Of course, complicated data access operations such
as this are not very common, and with some careful programming, you can
work around them. But what about simpler operations that can be
performed using the user interface? You’ve seen how nontechnical users
can create custom views of a list or library. What if a user creates a
view that returns 10,000 rows on a single page? All of that data needs
to be loaded into memory to render the page, and worse still, the
resultant page then needs to be downloaded to the browser, causing
network performance issues.
List Throttling
To prevent rogue database operations from bringing down a SharePoint server, SharePoint 2010 introduces the concept of list throttling.
List throttling allows an administrator to specify the maximum number
of items that can be retrieved in a single request. So in our example,
if a user created a view with a page size of 10,000 but the
administrator had specified a List View Threshold of 2000 items, no
rows would be returned and instead the user would receive an error
message indicating that the query exceeded the specified threshold.

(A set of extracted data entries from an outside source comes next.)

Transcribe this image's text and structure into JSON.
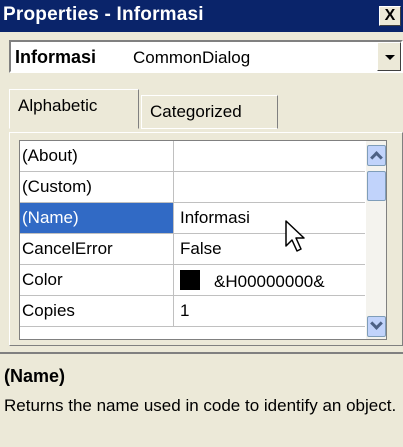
{
  "window": {
    "title": "Properties - Informasi",
    "close_label": "X"
  },
  "object_selector": {
    "name": "Informasi",
    "type": "CommonDialog"
  },
  "tabs": [
    {
      "label": "Alphabetic",
      "active": true
    },
    {
      "label": "Categorized",
      "active": false
    }
  ],
  "properties": [
    {
      "name": "(About)",
      "value": ""
    },
    {
      "name": "(Custom)",
      "value": ""
    },
    {
      "name": "(Name)",
      "value": "Informasi"
    },
    {
      "name": "CancelError",
      "value": "False"
    },
    {
      "name": "Color",
      "value": "&H00000000&",
      "swatch": "#000000"
    },
    {
      "name": "Copies",
      "value": "1"
    }
  ],
  "selected_property": "(Name)",
  "description": {
    "title": "(Name)",
    "text": "Returns the name used in code to identify an object."
  },
  "colors": {
    "title_bar": "#0a246a",
    "selection": "#316ac5",
    "chrome": "#ece9d8"
  }
}
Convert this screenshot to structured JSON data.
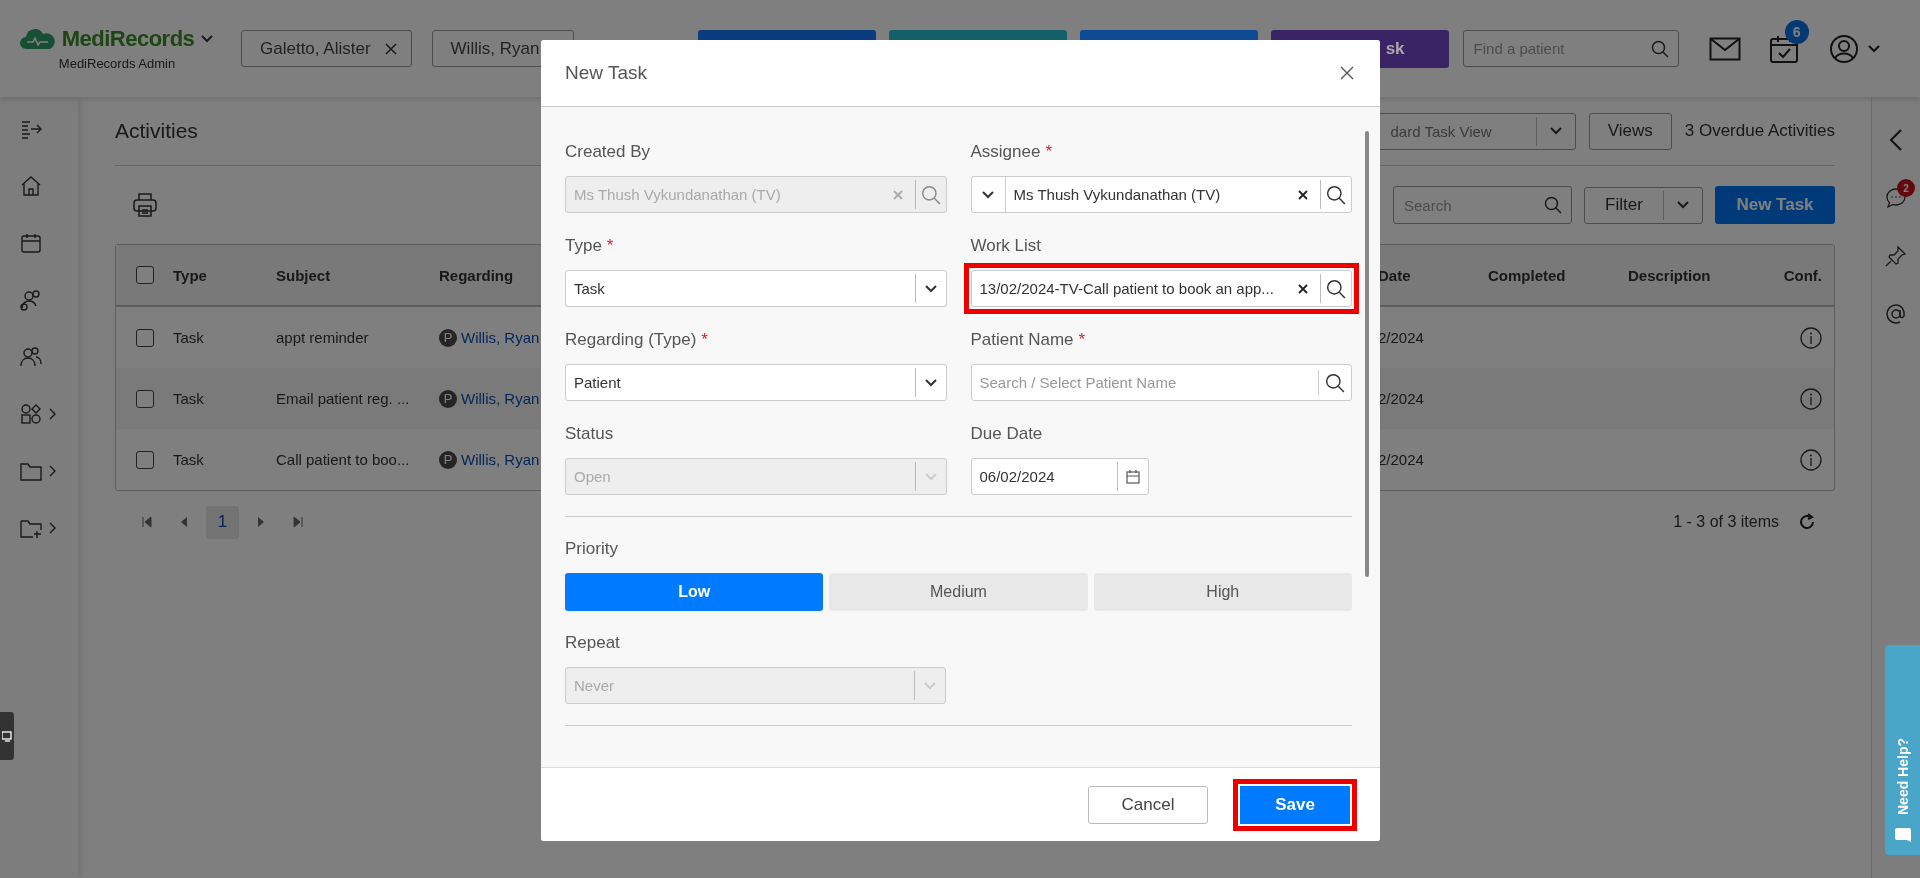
{
  "app": {
    "logo": "MediRecords",
    "subtitle": "MediRecords Admin"
  },
  "patient_tabs": [
    {
      "name": "Galetto, Alister",
      "closable": true
    },
    {
      "name": "Willis, Ryan",
      "closable": false
    }
  ],
  "header_buttons": [
    {
      "color": "#0b3c80"
    },
    {
      "color": "#14606a"
    },
    {
      "color": "#0e4b94"
    },
    {
      "color": "#3a2466",
      "label": "sk"
    }
  ],
  "patient_search": {
    "placeholder": "Find a patient"
  },
  "tasks_badge": "6",
  "sidebar": [
    {
      "kind": "collapse",
      "expandable": false
    },
    {
      "kind": "home",
      "expandable": false
    },
    {
      "kind": "calendar",
      "expandable": false
    },
    {
      "kind": "contacts",
      "expandable": false
    },
    {
      "kind": "people",
      "expandable": false
    },
    {
      "kind": "apps",
      "expandable": true
    },
    {
      "kind": "folder",
      "expandable": true
    },
    {
      "kind": "folder-add",
      "expandable": true
    }
  ],
  "page": {
    "title": "Activities",
    "view_select": "dard Task View",
    "views_button": "Views",
    "overdue": "3 Overdue Activities",
    "search_placeholder": "Search",
    "filter": "Filter",
    "new_task": "New Task"
  },
  "table": {
    "select_all_checked": false,
    "columns_left": [
      "Type",
      "Subject",
      "Regarding"
    ],
    "columns_right": [
      "Date",
      "Completed",
      "Description",
      "Conf."
    ],
    "rows": [
      {
        "checked": false,
        "type": "Task",
        "subject": "appt reminder",
        "regarding_badge": "P",
        "regarding": "Willis, Ryan",
        "date": "2/2024"
      },
      {
        "checked": false,
        "type": "Task",
        "subject": "Email patient reg. ...",
        "regarding_badge": "P",
        "regarding": "Willis, Ryan",
        "date": "2/2024"
      },
      {
        "checked": false,
        "type": "Task",
        "subject": "Call patient to boo...",
        "regarding_badge": "P",
        "regarding": "Willis, Ryan",
        "date": "2/2024"
      }
    ]
  },
  "pagination": {
    "pages": [
      {
        "label": "1",
        "selected": true
      }
    ],
    "summary": "1 - 3 of 3 items"
  },
  "right_rail": {
    "chat_badge": "2"
  },
  "help_tab": "Need Help?",
  "modal": {
    "title": "New Task",
    "fields": [
      {
        "label": "Created By",
        "kind": "lookup",
        "value": "Ms Thush Vykundanathan (TV)",
        "disabled": true,
        "highlighted": false,
        "prefix_dropdown": false
      },
      {
        "label": "Assignee",
        "required_mark": "*",
        "kind": "lookup",
        "value": "Ms Thush Vykundanathan (TV)",
        "disabled": false,
        "highlighted": false,
        "prefix_dropdown": true
      },
      {
        "label": "Type",
        "required_mark": "*",
        "kind": "select",
        "value": "Task",
        "disabled": false,
        "highlighted": false
      },
      {
        "label": "Work List",
        "kind": "lookup",
        "value": "13/02/2024-TV-Call patient to book an app...",
        "disabled": false,
        "highlighted": true,
        "prefix_dropdown": false
      },
      {
        "label": "Regarding (Type)",
        "required_mark": "*",
        "kind": "select",
        "value": "Patient",
        "disabled": false,
        "highlighted": false
      },
      {
        "label": "Patient Name",
        "required_mark": "*",
        "kind": "search",
        "placeholder": "Search / Select Patient Name",
        "disabled": false,
        "highlighted": false
      },
      {
        "label": "Status",
        "kind": "select",
        "value": "Open",
        "disabled": true,
        "highlighted": false
      },
      {
        "label": "Due Date",
        "kind": "date",
        "value": "06/02/2024",
        "disabled": false,
        "highlighted": false
      }
    ],
    "priority": {
      "label": "Priority",
      "options": [
        {
          "label": "Low",
          "selected": true
        },
        {
          "label": "Medium",
          "selected": false
        },
        {
          "label": "High",
          "selected": false
        }
      ]
    },
    "repeat": {
      "label": "Repeat",
      "value": "Never",
      "disabled": true
    },
    "cancel": "Cancel",
    "save": {
      "label": "Save",
      "highlighted": true
    }
  }
}
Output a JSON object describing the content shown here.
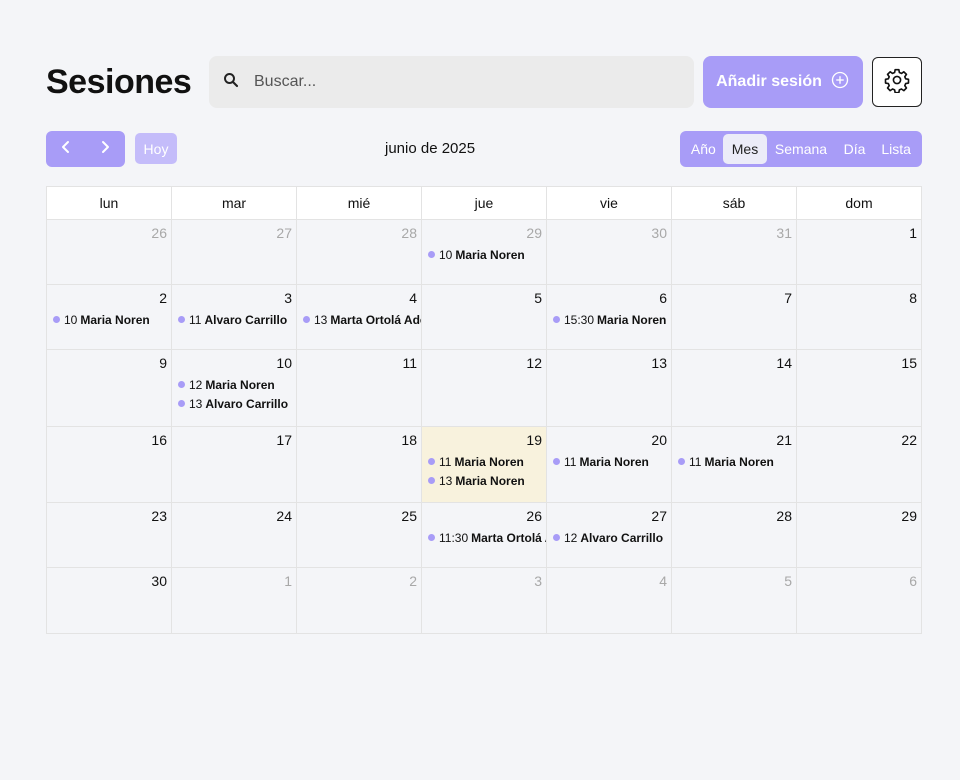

Here’s how to configure list throttling:
From SharePoint Central Administration, select Manage Web Applications.
Select
the appropriate application from the list, and then in the ribbon
select Resource Throttling under General Settings, as shown next:
The Resource Throttling dialog has a number of options that warrant explanation:
List View Threshold
This value determines the maximum number of items that can be returned
by a single query. For our example, we could set this to 2000 (which is
the minimum value).
Object Model Override
In some situations, it is necessary to execute larger queries, and a
few options are available regarding how to tackle this problem. Object
Model Override allows developers to override the List View Threshold on
a per-query basis using code similar to this:
private void DoQuery(SPList list, string theCaml)
{
SPQuery query = new SPQuery();
query.Query = theCaml;
query.QueryThrottleMode = SPQueryThrottleOption.Override;
SPListItemCollection results=list.GetItems (query);
}
List View Threshold for Auditors and Administrators
This value is the upper limit for auditors and administrators. Note
that when using the Object Model Overrides the limit is not removed;
this value is used instead of the List View Threshold.
Daily Time Windows for Large Queries This
is the preferred solution for dealing with large queries.
Administrators can define a time window when usage is low and allow
large queries to execute. During this window of time, no limits are
applied.
Column Indexes
When a list or library contains a large number of
rows, executing a CAML query to return a selection of data can take
some time. To improve the performance of such operations, you can apply
indexes to columns in a list, although this approach has a few caveats.
Bearing in mind that the SharePoint database schema
mandates the storage of all user data in a single table, the indexes
that we’re creating using the SharePoint object model or user interface
are not indexes in the SQL sense of
the word. Such an index is not possible, because in the underlying
database schema, a single column may contain values for different
fields and different lists in subsequent rows. Applying an index to the
column would have unintended consequences. Without going into technical
minutiae, to get around this limitation of the database schema, when an
index is created on a column, the value being indexed is copied to a
separate table. As a consequence, if a list has 10,000 rows, for each
column being indexed, a further 10,000 rows are created in the separate
index table. For example, if 5 columns were indexed, 50,000 rows would
be added to the index table. The drawback with this is that the table
has to be kept in sync with the main data table, and as the number of
rows in the table increases, it creates an element of diminishing
returns. Here’s how to add an index to a column using the user
interface:
Open the list containing the column to be indexed. In the ribbon, select List Settings from the List Tools tab, as shown:
Select Indexed columns in the Columns section of the page, and then click Create A New Index.
Here’s how to add an index using code:
private void AddIndex(SPList list, string primaryFieldName,
string secondaryFieldName)
{
SPField primary;
SPField secondary;
if (list.Fields.ContainsField(primaryFieldName))
{
primary = list.Fields[primaryFieldName];
if (!string.IsNullOrEmpty(secondaryFieldName))
{
if (list.Fields.ContainsField(secondaryFieldName))
{
secondary = list.Fields[secondaryFieldName];
list.FieldIndexes.Add(primary, secondary);
}
}
else
{
list.FieldIndexes.Add(primary);
}
}
list.Update();
}